Be satisfied! After directing the people to sit down (there’s a note of authority in the instruction), Jesus took the bread and fish, looked up to heaven, and gave thanks for them. Then he broke them, and gave them to his disciples for distribution to the people. And the disciples kept coming back for more, until the whole crowd was satisfied. Naturalistic explanations fail to do justice to the text. Some see the crowd shamed by the boy’s willingness to share his lunch, so they pull out their concealed lunches, and share them. Others, noting the language that parallels the institution of the Lord’s Supper, see this as a sacramental meal, with token amounts of food. But Matthew, who was there, tells you that they ate and were satisfied. And he helped pick up the 12 baskets full of leftovers. Yes there are parallels with the language of the Lord’s Supper. (Note the differences, including no wine here, and no fish in the Supper.) It is not so much that this meal in the wilderness anticipates the Supper, as that both meals look beyond themselves to the same person. Both, ultimately, are about more than food to sustain you for the next few hours. Both focus on the Provider, the Savior, Jesus Christ. Keep that focus as you prepare to come to the Lord’s Table.
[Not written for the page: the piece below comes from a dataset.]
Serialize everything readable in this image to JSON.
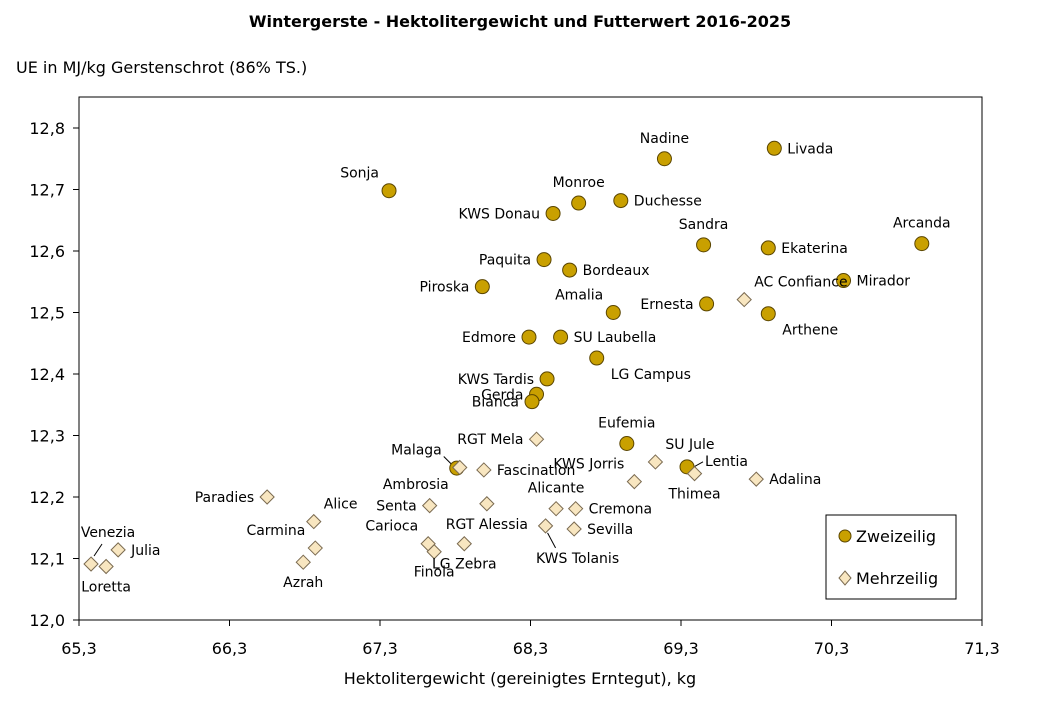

The Lord’s Supper, like the feeding of the 5,000, is not first of all about how close you feel to your Lord — though indeed you should be close to him. Rather, it is about God meeting your need. It is God inviting you to fellowship with him as his friend! As Matthew records the satisfaction of the people, he points you to the only One who can meet your deepest need. He deals not just with your hunger, but with the separation from God caused by your sin.
Whether or not you have bread for dinner today, be sure that you go nowhere else than the Lord Jesus Christ to receive the bread of life. You have no need to go away from him. You will find real food, food that gives eternal life, no where else.